The Nice Guy is usually a bit of a doormat. Probably shy, definitely socially awkward. He is too scared and too inexperienced to flirt or present himself in an attractive light, and usually tries to hide all signs of his feelings from the object of his affections.

Its possible that if he had the confidence, maybe interest would have developed on your end. But because of the way he is, and the way he acts, it didn't. More than likely, he watches the guys you are interested in with resentment. He sits there and thinks "I'd be so much better for her" and "I'd treat her so much better". Which is bullshit, because he's probably never had a date in his life and he has no idea how he'd deal with a relationship, but its what he can tell himself to live in denial and pretend that he's your perfect match.

The other bad side is that he doesn't know shit about you. His one sided love affair means he's put you on a pedestal, he sees what he can of your good points and ignores your bad, treating you pretty much like an object rather than a person. Its not rational, and you can't reason with it.

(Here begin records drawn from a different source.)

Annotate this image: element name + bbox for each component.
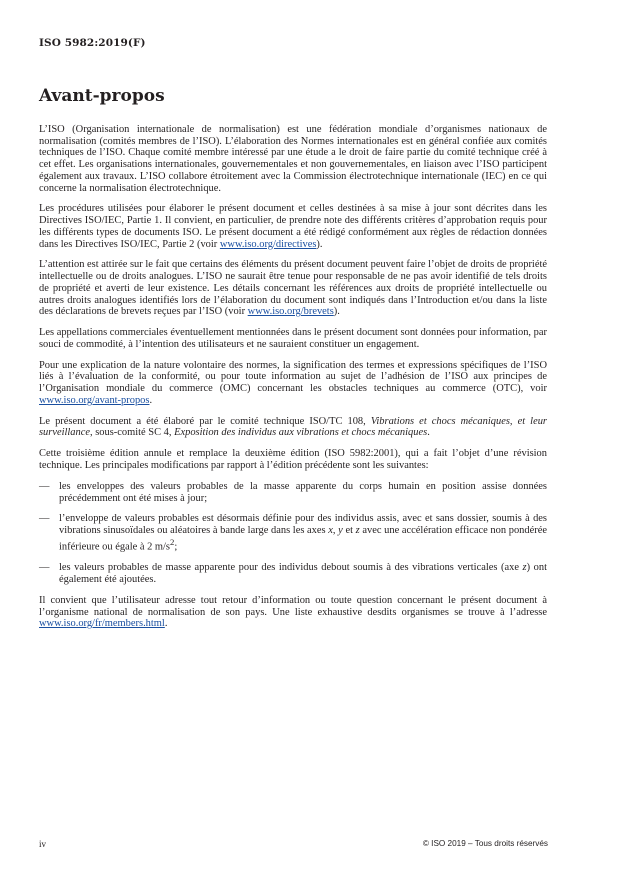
dash-marker: — (39, 513, 50, 525)
paragraph-text: L’attention est attirée sur le fait que certains des éléments du présent document peuvent faire l’objet de droits de propriété intellectuelle ou de droits analogues. L’ISO ne saurait être tenue pour responsable de ne pas avoir identifié de tels droits de propriété et averti de leur existence. Les détails concernant les références aux droits de propriété intellectuelle ou autres droits analogues identifiés lors de l’élaboration du document sont indiqués dans l’Introduction et/ou dans la liste des déclarations de brevets reçues par l’ISO (voir (39, 259, 547, 318)
paragraph-feedback (39, 595, 547, 630)
page-number: iv (39, 839, 47, 849)
paragraph-edition: Cette troisième édition annule et remplace la deuxième édition (ISO 5982:2001), qui a fait l’objet d’une révision technique. Les principales modifications par rapport à l’édition précédente sont les suivantes: (39, 448, 547, 471)
paragraph-text: Le présent document a été élaboré par le comité technique ISO/TC 108, (39, 415, 371, 427)
document-id: ISO 5982:2019(F) (39, 37, 146, 49)
directives-link[interactable]: www.iso.org/directives (219, 238, 317, 250)
list-item-text: et (342, 525, 356, 537)
paragraph-text: . (427, 427, 430, 439)
list-item-text: , (332, 525, 339, 537)
committee-title: Vibrations et chocs mécaniques, et leur surveillance (39, 415, 547, 439)
paragraph-text: Les procédures utilisées pour élaborer le présent document et celles destinées à sa mise à jour sont décrites dans les Directives ISO/IEC, Partie 1. Il convient, en particulier, de prendre note des différents critères d’approbation requis pour les différents types de documents ISO. Le présent document a été rédigé conformément aux règles de rédaction données dans les Directives ISO/IEC, Partie 2 (voir (39, 203, 547, 250)
paragraph-text: Il convient que l’utilisateur adresse tout retour d’information ou toute question concernant le présent document à l’organisme national de normalisation de son pays. Une liste exhaustive desdits organismes se trouve à l’adresse (39, 594, 547, 618)
paragraph-text: . (164, 618, 168, 630)
list-item-text: l’enveloppe de valeurs probables est désormais définie pour des individus assis, avec et sans dossier, soumis à des vibrations sinusoïdales ou aléatoires à bande large dans les axes (59, 513, 547, 537)
paragraph-procedures (39, 203, 547, 250)
paragraph-committee (39, 416, 547, 439)
subcommittee-title: Exposition des individus aux vibrations et chocs mécaniques (174, 427, 428, 439)
paragraph-voluntary-nature (39, 360, 547, 407)
paragraph-text: . (149, 394, 153, 406)
list-item-text: avec une accélération efficace non pondérée inférieure ou égale à 2 m/s (59, 525, 547, 553)
list-item (39, 513, 547, 553)
copyright-notice: © ISO 2019 – Tous droits réservés (422, 839, 548, 848)
exponent: 2 (170, 536, 175, 547)
list-item-text: les enveloppes des valeurs probables de la masse apparente du corps humain en position assise données précédemment ont été mises à jour; (59, 480, 547, 504)
list-item (39, 562, 547, 585)
foreword-link[interactable]: www.iso.org/avant-propos (39, 394, 150, 406)
list-item-text: ) ont également été ajoutées. (59, 562, 547, 585)
dash-marker: — (39, 562, 50, 574)
list-item-text: ; (174, 541, 178, 553)
paragraph-text: , sous-comité SC 4, (90, 427, 175, 439)
dash-marker: — (39, 480, 50, 492)
paragraph-trade-names: Les appellations commerciales éventuellement mentionnées dans le présent document sont données pour information, par souci de commodité, à l’intention des utilisateurs et ne sauraient constituer un engagement. (39, 327, 547, 350)
axis-x: x (328, 525, 333, 537)
axis-y: y (338, 525, 343, 537)
patents-link[interactable]: www.iso.org/brevets (247, 306, 334, 318)
paragraph-text: Pour une explication de la nature volontaire des normes, la signification des termes et expressions spécifiques de l’ISO liés à l’évaluation de la conformité, ou pour toute information au sujet de l’adhésion de l’ISO aux principes de l’Organisation mondiale du commerce (OMC) concernant les obstacles techniques au commerce (OTC), voir (39, 359, 547, 395)
paragraph-text: ). (333, 306, 340, 318)
foreword-body (39, 124, 547, 639)
axis-z: z (355, 525, 360, 537)
axis-z: z (522, 562, 527, 574)
paragraph-text: ). (316, 238, 323, 250)
list-item (39, 481, 547, 504)
paragraph-iso-intro: L’ISO (Organisation internationale de normalisation) est une fédération mondiale d’organismes nationaux de normalisation (comités membres de l’ISO). L’élaboration des Normes internationales est en général confiée aux comités techniques de l’ISO. Chaque comité membre intéressé par une étude a le droit de faire partie du comité technique créé à cet effet. Les organisations internationales, gouvernementales et non gouvernementales, en liaison avec l’ISO participent également aux travaux. L’ISO collabore étroitement avec la Commission électrotechnique internationale (IEC) en ce qui concerne la normalisation électrotechnique. (39, 124, 547, 194)
changes-list (39, 481, 547, 586)
members-link[interactable]: www.iso.org/fr/members.html (39, 618, 165, 630)
page-title: Avant-propos (39, 86, 165, 106)
list-item-text: les valeurs probables de masse apparente pour des individus debout soumis à des vibrations verticales (axe (59, 562, 523, 574)
paragraph-patents (39, 259, 547, 318)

When a guy follows you around like a lost puppy, he's doing what this guy did. The only real solution is to shut him down. Shut him up and tell him point blank that you aren't attracted to him, and that while you're fine with being his friend, you aren't fine with being followed everywhere. If he denies it, claims to just be your friend, look him straight in the eye and tell him you know he's lying, and that he needs to leave you alone for a while. Tell him he needs to stop talking to you until you come back and talk to him, and tell him you aren't sure you're going to be willing to do that.

Also tell him that you won't be able to be his friend unless he stops chasing you and starts being interested in someone else. Tell him that his attraction is whats causing an issue, and that he can control it or you can't be around him anymore.

Its probably not possible, its probable that you'll have to hurt his feelings to get him to stop. But the alternative is to deal with this until he gets tired of it or explodes on you about how you don't appreciate everything he does for you and you're an idiot for not appreciating what was right in front of you.